Dark Lord of Derkholm and Year of the Griffen- again, very good, humorous stuff. Highly recommended.

Artemis Fowl- I enjoyed the first three. The fourth was fairly meh, and the fifth one doesn't exist. If you have a copy, burn it right now. It doesn't exist.

WalkingTarget
2007-10-03, 10:43 AM
I was going to say read The King of Elfland's Daughter by Lord Dunsany, too, but it turns out I already said that upthread. Oh well, I'll say it again: read The King of Elfland's Daughter by Lord Dunsany.

Ooo, seconded. I've really liked everything I've read by him so far, especially The Gods of Pegāna and Time and the Gods. Before Tolkien, before Lovecraft and his circle, Dunsany was creating a new mythology and he wrote it beautifully.

Jauranna
2007-10-05, 12:07 AM
Dealing with Dragons Series- I forget who wrote this, but it's good, light, humorous stuff. Fun read.

That one is by Patrcia C. Wrede. One of my absolute favorites growing up!

Some of my favorites (and I bet you've never heard of them):
Mistborn by Brandon Sanderson
Poison Study by Maria V. Snyder
The Fairy Godmother by Mercedes Lackey
Dhampir by Barb & JC Hendee

I worked at a bookstore for the last 5 years, and these are my favorites of the fantasy books that came out while I worked there.

Turcano
2007-10-05, 12:18 AM
As for Eragon, I enjoyed the first one- I saw the massive amount of ripoffs he made of just about everything (Tolkien in particular), but enjoyed his Anne McCaffrey's concept of the dragons and the dragon riders.

Fixed.

(Sorry if that's even more of a let-down.)

Rogue 7
2007-10-05, 08:51 AM
Fixed.

(Sorry if that's even more of a let-down.)

Not at all. What did she write? If someone else has come up with that concept of dragons, then gosh darn it, I want to read it!

DomaDoma
2007-10-05, 10:33 AM
The Dragonriders of Pern series. I only liked the first one (Dragonflight), but most people I know liked a good deal more of them.

I'm as much of a Paolini detractor as anybody, but I do like to point out that the Seithr oil was pretty much original.

FoeHammer
2007-10-08, 04:53 PM
I forget waht the series is Called but the first book is The Magicians Guild

Zimmia
2007-10-08, 05:02 PM
I'll admit to not having read all the old posts, but I'll put my 0.02 in for both The Belagiad and The Malloreon series by David Eddings. I'm not so much of a fan of their later work but this series, with thier creative, quirky characters really offers a different take on the "we have save the world" theme.

...Pirates?
2007-10-14, 02:59 PM
I forget waht the series is Called but the first book is The Magicians Guild

I was hoping someone might mention this. The series is called 'The Black Magician Trilogy' and it is written by Trudi Canavan. She also has another series called 'The Age of the Five' (which is slightly better in my opinion). Trudi Canavan is one of my favourite authors, the books are very difficult to put down. This is the section of her website about the books the writes, where you can read extracts from each book from both trilogies:

Clicky (http://www.trudicanavan.com/aboutbooks.php)

CrazedGoblin
2007-10-14, 03:04 PM
Lord of the Rings!!!!!!:smallbiggrin:

PlatinumJester
2007-10-14, 03:07 PM
The edge chronicles beause it has pictures.

Lord of the Helms
2007-10-14, 03:35 PM
Weirdlet mentioned the Dresden Files, and I have to second this. The man manages to remove the stick from the paladin's... yeah.

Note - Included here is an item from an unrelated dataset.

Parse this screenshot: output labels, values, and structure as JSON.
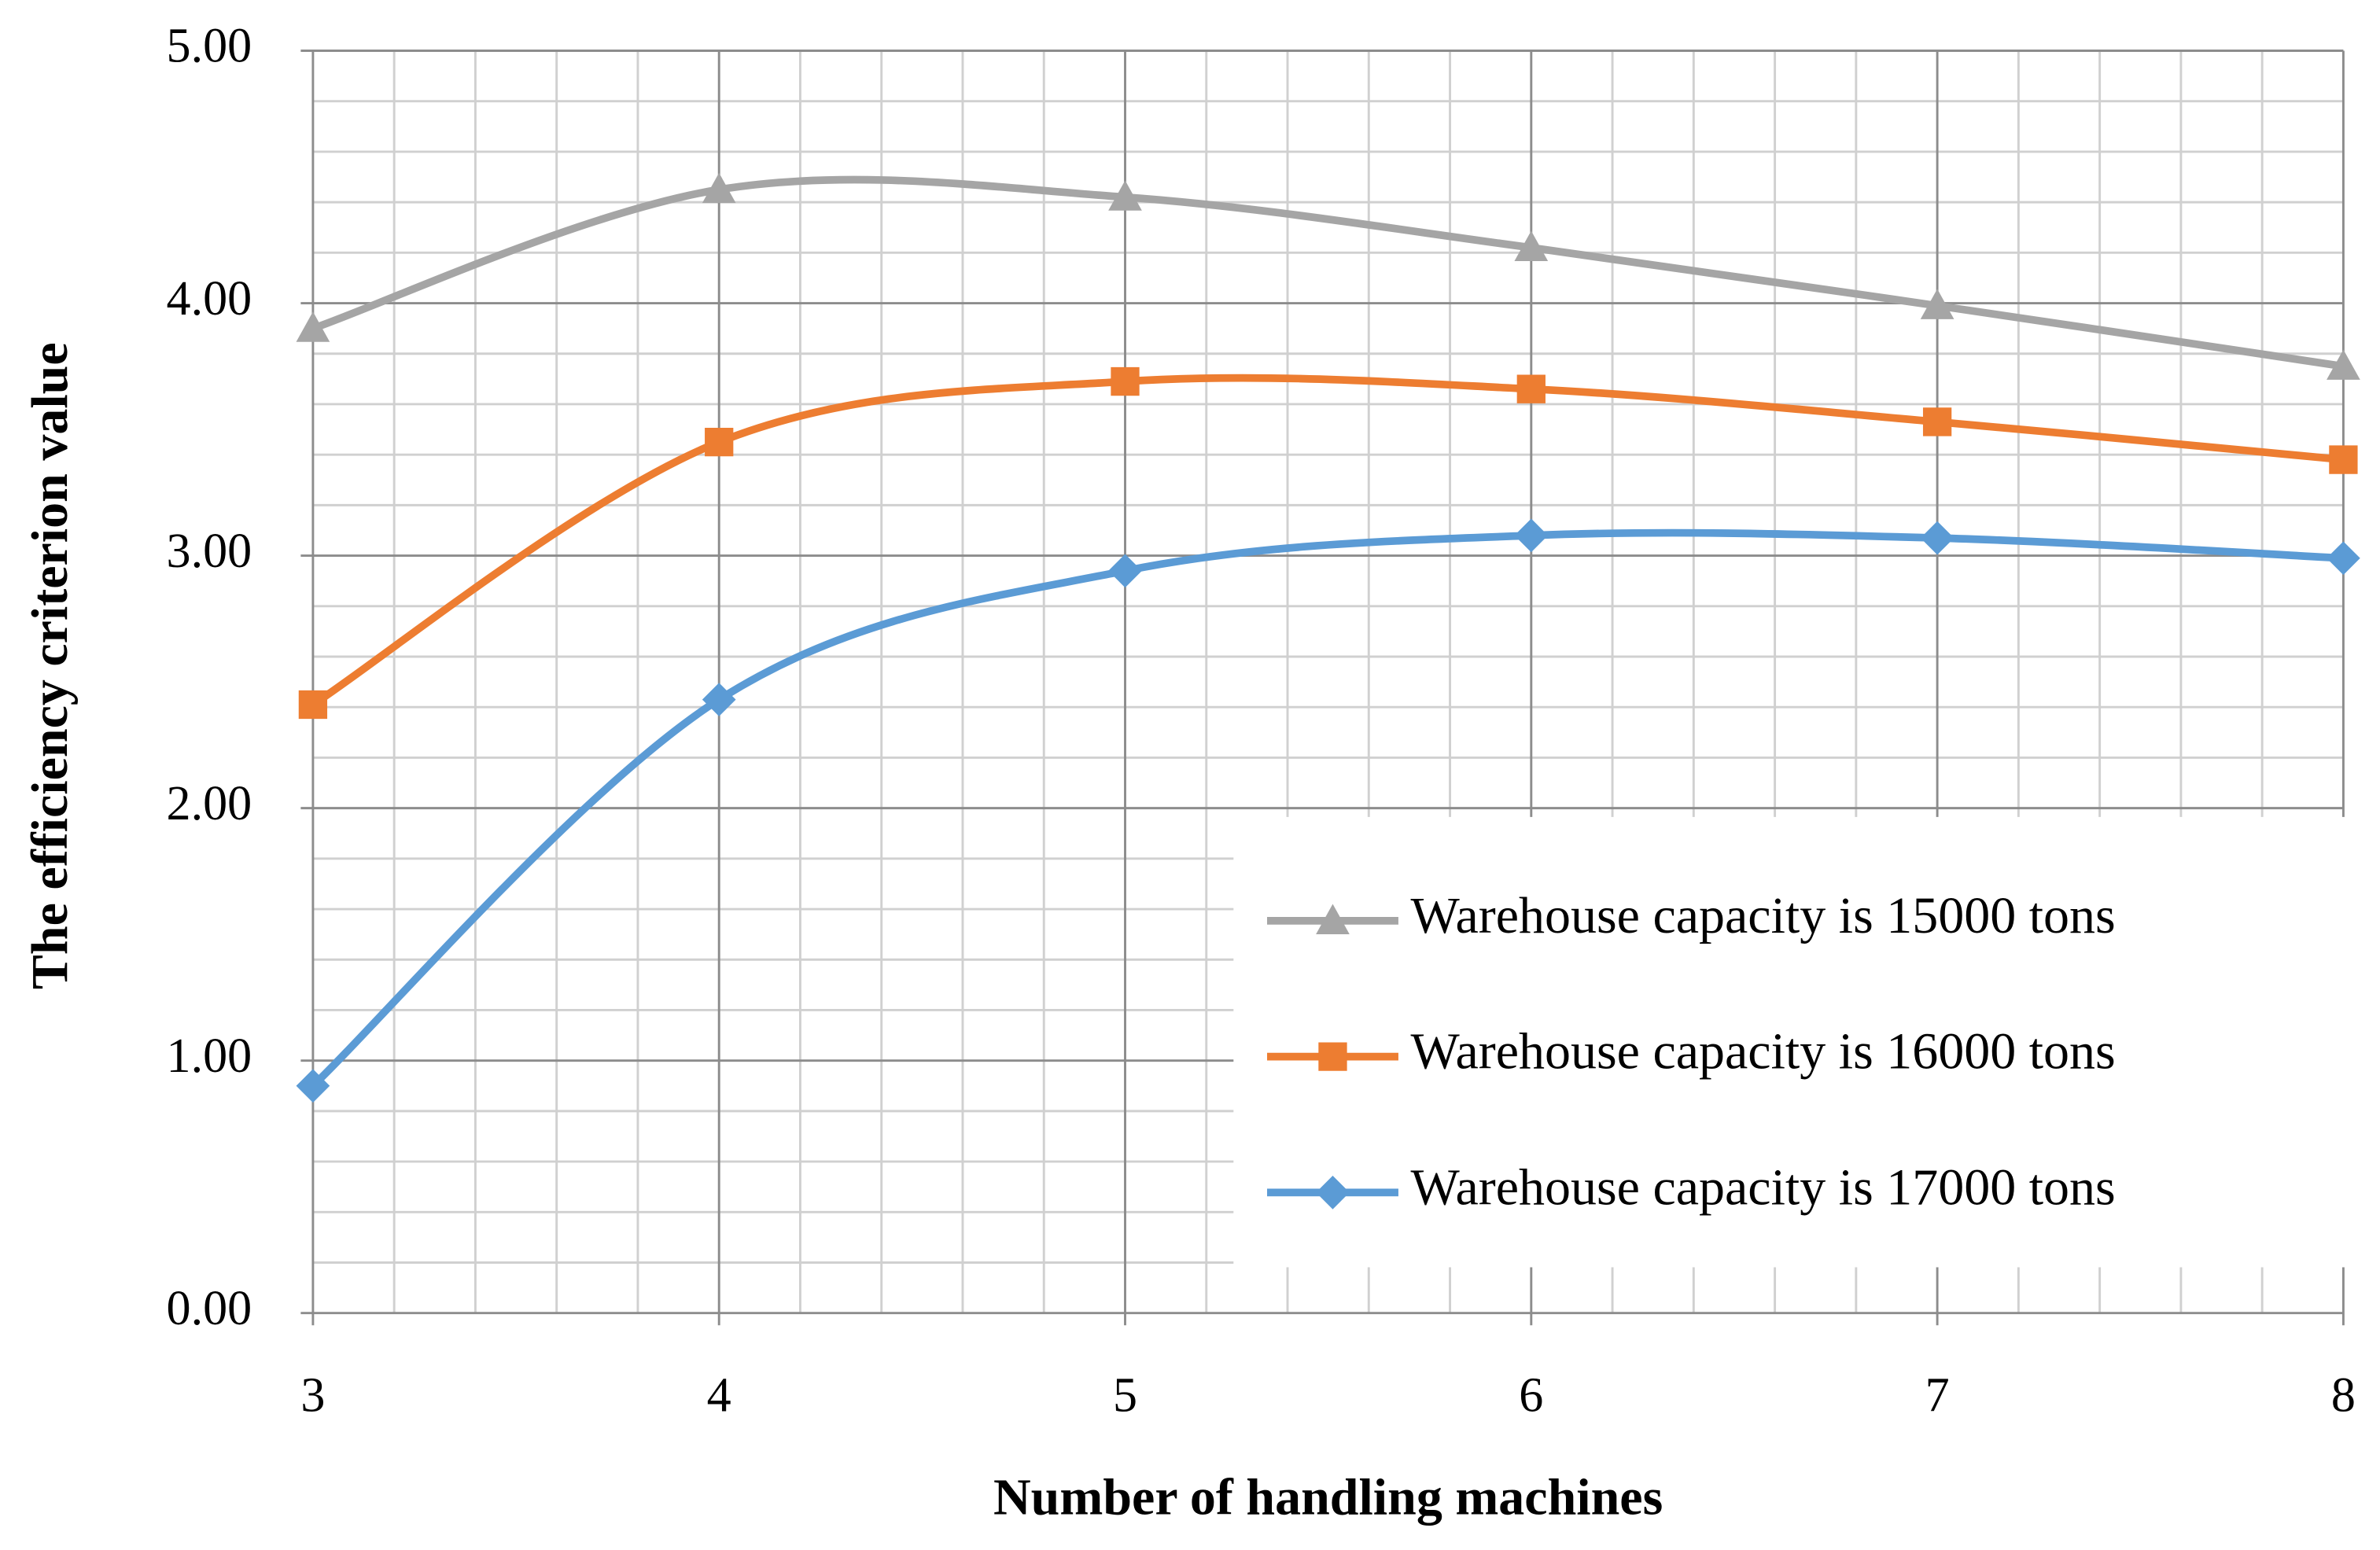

:smallbiggrin: So true. I for the love of Dio cannot decide if Michael is more Lawful Awesome, or rather Awesome Good :smallcool: . Excellent series, I'm just about to finish the latest book of it.

Has anyone read Butcher's Codex Alera? I'm wondering if it's as good as Dresden Files...

Flawless
2007-10-14, 04:50 PM
If you like R. A. Salvatore you'll like Micheal Morcock. He writes about a character named Elric. He's very very evil, but in a fun way like Artemis.

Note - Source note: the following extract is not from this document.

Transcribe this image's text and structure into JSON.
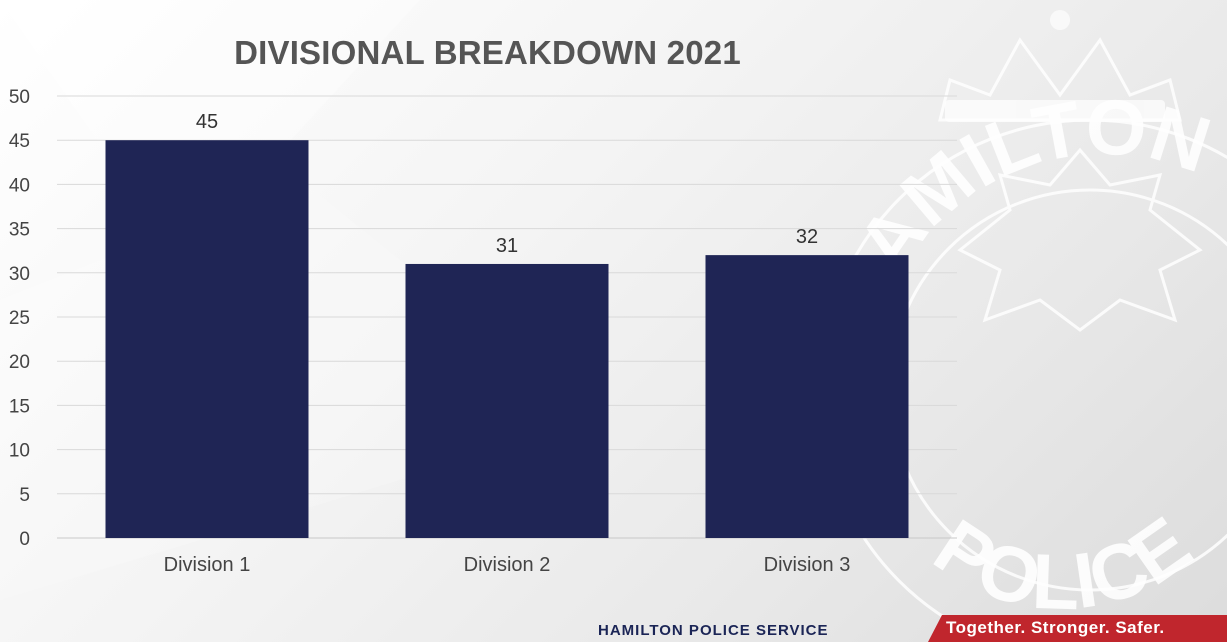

Do never ever compare Michal Moorcock to Salvatore or Elric to Drizzt. And Elric is in no way like Artemis Entreri. But, if you read the books, you'll know that.

EDIT: If you want to read Moorcock, which I can only recomment, you ought to read "Corum, the prince in the scarlet robe" and "Hawkmoon, the history of the runestaff". They're both better than Elric, imho.